Fiona Robertson, the chief executive of the Scottish Qualifications Authority, told MSPs she did not believe the organisation she led had failed.
It followed a damning conclusion in a Scottish Government commissioned review, conducted by Professor Ken Muir, that there was a “consensual view” from pupils that the past two years of exams have been an “absolute nightmare”.
Operating models of the new organisations should be developed by winter 2022, before a period of so-called ‘shadow operation’ for the new bodies ahead of them being fully operational in 2024.
The announcement followed a string of scandals involving the SQA, including the infamous ‘algorithm’ which saw thousands of grades being downgraded to fit historic performance.
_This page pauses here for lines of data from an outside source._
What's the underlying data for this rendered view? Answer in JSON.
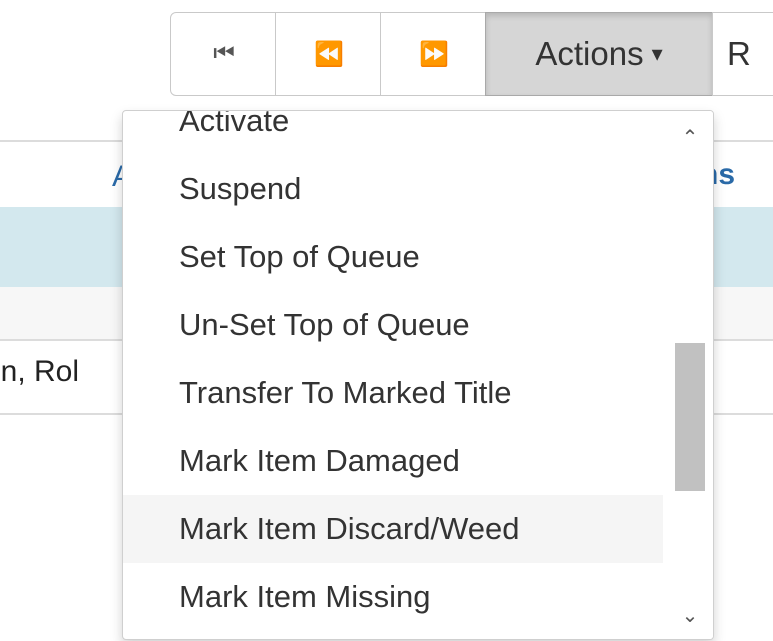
{
  "toolbar": {
    "first_icon": "first-page-icon",
    "prev_icon": "previous-page-icon",
    "next_icon": "next-page-icon",
    "first_glyph": "⏮",
    "prev_glyph": "⏪",
    "next_glyph": "⏩",
    "actions_label": "Actions",
    "actions_caret": "▾",
    "next_button_partial": "R"
  },
  "background": {
    "column_link_partial": "ns",
    "column_link2_partial": "A",
    "name_partial": "in, Rol"
  },
  "menu": {
    "items": [
      "Activate",
      "Suspend",
      "Set Top of Queue",
      "Un-Set Top of Queue",
      "Transfer To Marked Title",
      "Mark Item Damaged",
      "Mark Item Discard/Weed",
      "Mark Item Missing"
    ],
    "hovered_index": 6
  },
  "scrollbar": {
    "up_glyph": "⌃",
    "down_glyph": "⌄"
  }
}
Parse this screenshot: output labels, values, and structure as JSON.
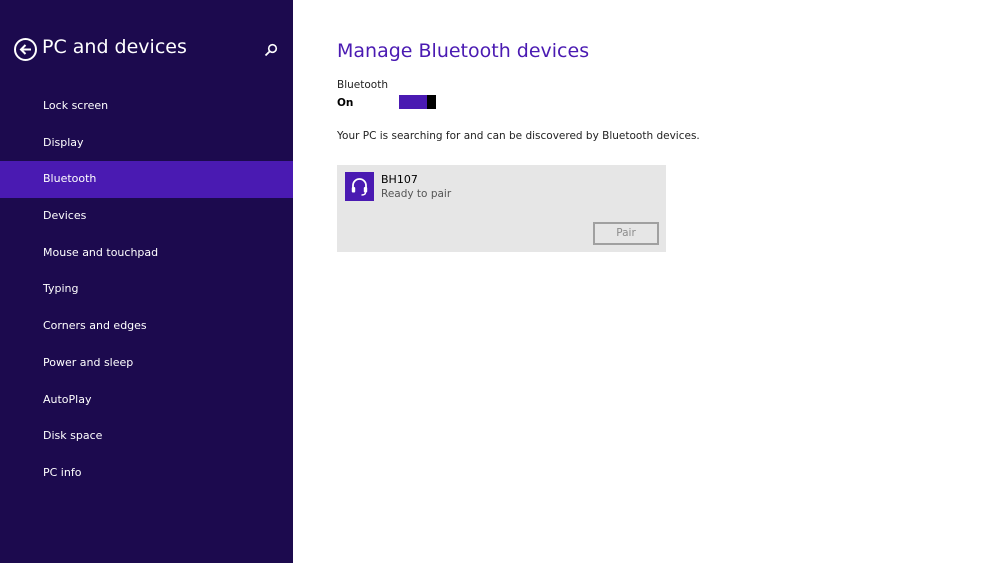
{
  "sidebar": {
    "title": "PC and devices",
    "back_icon": "back-arrow-icon",
    "search_icon": "search-icon",
    "items": [
      {
        "label": "Lock screen"
      },
      {
        "label": "Display"
      },
      {
        "label": "Bluetooth",
        "active": true
      },
      {
        "label": "Devices"
      },
      {
        "label": "Mouse and touchpad"
      },
      {
        "label": "Typing"
      },
      {
        "label": "Corners and edges"
      },
      {
        "label": "Power and sleep"
      },
      {
        "label": "AutoPlay"
      },
      {
        "label": "Disk space"
      },
      {
        "label": "PC info"
      }
    ]
  },
  "main": {
    "title": "Manage Bluetooth devices",
    "bluetooth_label": "Bluetooth",
    "bluetooth_state": "On",
    "toggle_on": true,
    "info_text": "Your PC is searching for and can be discovered by Bluetooth devices.",
    "devices": [
      {
        "name": "BH107",
        "status": "Ready to pair",
        "icon": "headset-icon",
        "button_label": "Pair"
      }
    ]
  },
  "colors": {
    "sidebar_bg": "#1c0a4e",
    "accent": "#4a1ab2",
    "card_bg": "#e6e6e6"
  }
}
The body also faced significant criticism around its return to exams this year, and ‘exams by stealth’ last year.
Michael Marra, Scottish Labour’s education spokesperson, said it was the conclusion of the Scottish Government that the SQA had “failed”, adding “they wouldn’t be scrapping the organisation otherwise”.
He said: “When I say that the organisation has failed, that is the conclusion of the ministers and you shake your head again at that, but the organisation is being closed and replaced for the decisions that it took.”
Ms Robertson rejected the characterisation.
"I don’t accept that is what the cabinet secretary has said in her rationale for change.”
The MSP also looked for clarification for why several members of the SQA management team sit on the delivery board for the reform of the body, and questioned whether it would be a rebrand rather than a true replacement.
He said: “It strikes me that if we are looking at a system that is driven by management of the existing organisation, and we’re being told by some of the organisations that they are not even being scrapped, can we really have faith that this is a reform process that is based in the needs of the people.
"Should it not be external voices being heard, should it not be people represented here who are the users in the process to actually make these decisions, rather than the six SQA managers?”
Ms Robertson rejected the suggestion the SQA had failed.
She said: “My job and our job is to make sure that we are contributing to that work, drawing on the skills and experience of SQA staff.
"You would expect in any public sector reform program that there is engagement with those who are currently delivering those functions.”
The new examinations body will take on the SQA’s remit for the design and delivery of Scotland’s qualifications such as Nat 5s and Highers.
Despite Education Scotland staff suggesting they believe the agency will not be scrapped, Ms Robertson said she expects there to be a brand new qualifications authority in place after results in 2024.
Such a body will take on the SQA’s remit for the design and delivery of Scotland’s qualifications such as Nat 5s and Highers, alongside responsibility for certification and writing and marking exams.